Mr Sharp observed the consulting party, and sauntered idly towards them, but they were about as sharp as himself, in practice if not in name. The lisps and drawls returned as if by magic, and the turf became the subject of interest about which they were consulting.

Just then a shriek was heard to issue from a female throat, and a stout elderly woman was observed in the act of dashing wildly across the line in the midst of moving engines, trucks and vans. Even in these unwonted circumstances no one who knew her could have mistaken Mrs Durby’s ponderous person for a moment. She had come upon the station at the wrong side, and, in defiance of all printed regulations to the contrary—none of which she could read, being short-sighted—she had made a bold venture to gain her desired position by the most direct route. This involved crossing a part of the line where there were several sidings and branch lines, on which a good deal of pushing of trucks and carriages to and fro—that is “shunting”—was going on.

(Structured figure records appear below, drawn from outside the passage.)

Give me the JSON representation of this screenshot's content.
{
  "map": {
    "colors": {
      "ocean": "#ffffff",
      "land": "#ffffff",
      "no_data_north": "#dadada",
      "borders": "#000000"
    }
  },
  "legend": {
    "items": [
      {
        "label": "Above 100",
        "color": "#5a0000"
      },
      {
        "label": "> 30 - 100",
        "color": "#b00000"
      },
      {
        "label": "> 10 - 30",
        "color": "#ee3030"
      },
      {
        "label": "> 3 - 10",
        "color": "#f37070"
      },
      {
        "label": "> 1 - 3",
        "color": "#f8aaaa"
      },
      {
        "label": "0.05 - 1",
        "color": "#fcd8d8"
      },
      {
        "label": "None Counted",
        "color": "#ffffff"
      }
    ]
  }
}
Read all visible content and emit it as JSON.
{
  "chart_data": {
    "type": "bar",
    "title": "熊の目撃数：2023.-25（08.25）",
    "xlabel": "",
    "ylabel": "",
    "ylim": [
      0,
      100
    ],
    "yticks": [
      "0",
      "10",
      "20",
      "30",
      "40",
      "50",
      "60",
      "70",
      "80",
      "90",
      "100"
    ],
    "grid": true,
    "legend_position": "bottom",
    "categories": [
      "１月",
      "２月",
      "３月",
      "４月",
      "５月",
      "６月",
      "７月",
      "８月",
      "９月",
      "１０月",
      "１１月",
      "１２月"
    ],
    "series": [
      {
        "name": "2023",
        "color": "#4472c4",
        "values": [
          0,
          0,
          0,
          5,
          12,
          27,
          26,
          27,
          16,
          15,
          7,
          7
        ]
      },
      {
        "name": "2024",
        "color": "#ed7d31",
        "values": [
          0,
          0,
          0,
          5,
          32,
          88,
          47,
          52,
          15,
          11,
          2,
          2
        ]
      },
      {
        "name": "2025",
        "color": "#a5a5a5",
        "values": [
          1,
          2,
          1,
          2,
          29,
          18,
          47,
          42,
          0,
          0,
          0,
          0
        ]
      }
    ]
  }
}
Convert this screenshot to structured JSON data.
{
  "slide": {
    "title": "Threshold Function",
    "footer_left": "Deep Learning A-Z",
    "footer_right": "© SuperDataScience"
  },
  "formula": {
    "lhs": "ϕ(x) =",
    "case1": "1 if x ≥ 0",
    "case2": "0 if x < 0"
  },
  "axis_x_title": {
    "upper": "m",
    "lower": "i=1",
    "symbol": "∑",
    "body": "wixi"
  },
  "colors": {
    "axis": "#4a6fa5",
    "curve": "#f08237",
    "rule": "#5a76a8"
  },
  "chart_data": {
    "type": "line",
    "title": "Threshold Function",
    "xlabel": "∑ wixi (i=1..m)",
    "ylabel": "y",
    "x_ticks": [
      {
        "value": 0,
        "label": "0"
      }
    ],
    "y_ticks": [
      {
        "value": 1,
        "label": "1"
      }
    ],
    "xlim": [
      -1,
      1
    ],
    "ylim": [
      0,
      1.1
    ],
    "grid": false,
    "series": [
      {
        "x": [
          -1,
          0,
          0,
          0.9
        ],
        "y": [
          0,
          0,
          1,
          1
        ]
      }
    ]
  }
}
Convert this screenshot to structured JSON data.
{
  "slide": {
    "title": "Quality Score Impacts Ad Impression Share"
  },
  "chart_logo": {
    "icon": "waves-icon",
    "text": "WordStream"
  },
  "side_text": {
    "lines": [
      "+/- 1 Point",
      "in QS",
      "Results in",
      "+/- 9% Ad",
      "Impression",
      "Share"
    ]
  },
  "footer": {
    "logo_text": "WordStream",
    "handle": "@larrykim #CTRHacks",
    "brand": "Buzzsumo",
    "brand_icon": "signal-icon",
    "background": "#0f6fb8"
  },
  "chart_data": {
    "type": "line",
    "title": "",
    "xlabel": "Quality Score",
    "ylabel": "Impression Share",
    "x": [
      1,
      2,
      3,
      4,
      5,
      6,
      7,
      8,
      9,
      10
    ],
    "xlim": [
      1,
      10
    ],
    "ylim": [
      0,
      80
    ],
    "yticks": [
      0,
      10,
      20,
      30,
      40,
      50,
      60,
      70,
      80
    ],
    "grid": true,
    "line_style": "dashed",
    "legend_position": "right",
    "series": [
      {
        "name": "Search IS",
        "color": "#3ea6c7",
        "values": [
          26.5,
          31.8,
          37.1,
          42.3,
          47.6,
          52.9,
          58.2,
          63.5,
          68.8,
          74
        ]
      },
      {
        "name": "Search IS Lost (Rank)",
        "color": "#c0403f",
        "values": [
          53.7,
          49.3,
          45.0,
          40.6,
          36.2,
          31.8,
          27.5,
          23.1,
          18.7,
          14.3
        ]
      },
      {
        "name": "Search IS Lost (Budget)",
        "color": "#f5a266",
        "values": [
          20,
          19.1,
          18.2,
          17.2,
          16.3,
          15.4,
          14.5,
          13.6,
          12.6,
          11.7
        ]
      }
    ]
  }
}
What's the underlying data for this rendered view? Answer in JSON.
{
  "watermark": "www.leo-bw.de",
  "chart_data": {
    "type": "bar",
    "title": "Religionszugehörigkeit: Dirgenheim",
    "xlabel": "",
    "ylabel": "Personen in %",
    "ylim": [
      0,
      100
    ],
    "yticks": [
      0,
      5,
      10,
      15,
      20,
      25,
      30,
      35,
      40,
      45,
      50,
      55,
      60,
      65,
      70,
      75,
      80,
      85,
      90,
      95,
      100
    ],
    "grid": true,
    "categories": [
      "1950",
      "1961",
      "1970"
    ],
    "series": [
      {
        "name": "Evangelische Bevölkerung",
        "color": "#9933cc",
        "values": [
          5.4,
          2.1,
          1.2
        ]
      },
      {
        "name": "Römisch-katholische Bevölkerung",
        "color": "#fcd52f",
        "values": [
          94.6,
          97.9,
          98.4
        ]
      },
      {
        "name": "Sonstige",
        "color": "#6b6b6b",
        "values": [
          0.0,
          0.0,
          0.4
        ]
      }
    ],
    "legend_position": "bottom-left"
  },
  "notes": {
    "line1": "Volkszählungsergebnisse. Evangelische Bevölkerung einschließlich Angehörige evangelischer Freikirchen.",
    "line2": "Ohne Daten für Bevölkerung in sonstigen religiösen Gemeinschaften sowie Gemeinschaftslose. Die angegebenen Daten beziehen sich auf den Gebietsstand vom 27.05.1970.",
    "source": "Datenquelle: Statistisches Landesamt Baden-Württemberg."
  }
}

Like a reckless warrior, who by a bold and sudden push sometimes gains single-handed the centre of an enemy’s position before he is discovered and assailed on every side, straight forward Mrs Durby ran into the very midst of a brisk traffic, before any one discovered her. Suddenly a passenger-train came up with the usual caution in such circumstances, nevertheless at a smart rattling pace, for “usual caution” does not take into account or provide for the apparition of stout elderly females on the line. The driver of the passenger engine saw her, shut off steam, shouted, applied the brakes and whistled furiously.

We have already hinted that the weather was not fine. Mrs Durby’s umbrella being up, hid the approaching train. As for screaming steam-whistles, the worthy woman had come to regard intermittent whistling as a normal condition of railways, which, like the crying of cross babies, meant little or nothing, and had only to be endured. She paid no attention to the alarm. In despair the driver reversed his engine; fire flew from the wheels, and the engine was brought to a stand, but not until the buffers were within three feet of the nurse’s shoulder. At that moment she became aware of her danger, uttered a shriek, as we have said, that would have done credit to the whistle of a small engine, and, bending her head with her umbrella before her, rushed frantically away on another line of rails. She did not observe, poor soul, that a goods train was coming straight down that line towards her,—partly because her mental vision was turned in terror to the rear, and partly because the umbrella obscured all in advance. In vain the driver of the goods engine repeated the warnings and actions of the passenger engine. His had more speed on and was heavier; besides, Mrs Durby charged it at the rate of full five miles an hour, with the umbrella steadily in front, and a brown paper parcel swinging wildly on her arm, as if her sole desire on earth was to meet that goods engine in single combat and beat out its brains at the first blow. Certain it is that Mrs Durby’s career would have been cut short then and there, if tall Joe Turner, the guard, had not been standing at the tail of his own train and observed her danger. In the twinkling of an eye he dropped his slow dignified air, leaped like a panther in front of the goods engine, caught Mrs Durby with both hands—any how—and hurled her and himself off the line,—not a moment too soon, for the buffer of the engine touched his shoulder as they fell together to the ground.

A lusty cheer was given by those on the platform who witnessed this bold rescue, and more than one sympathetic hand grasped the massive fist of Joe Turner as he assisted Mrs Durby to a carriage.

“Why,” exclaimed Will Garvie, hurrying forward at that moment, “it’s Mrs Durby, the woman we promised to take care of! You’ll look after her, Joe?”

“All right,” said the guard, as Will hurried back to his engine; “this way, ma’am. Got your ticket?”

“N–no!” gasped the poor nurse, leaning heavily on her protector’s arm.

“Here, Dick,” cried Joe, hailing a porter, “run to the booking-office and get her a ticket for London, first-class; she’s got a bad shake, poor thing. No doubt the company will stand the difference; if not, we’ll make it up amongst us.”

Hereupon a benevolent old gentleman drew out his purse, and insisted on paying the whole of the fare himself, a point which no one seemed inclined to dispute, and Mrs Durby was carefully placed by Joe in a carriage by herself.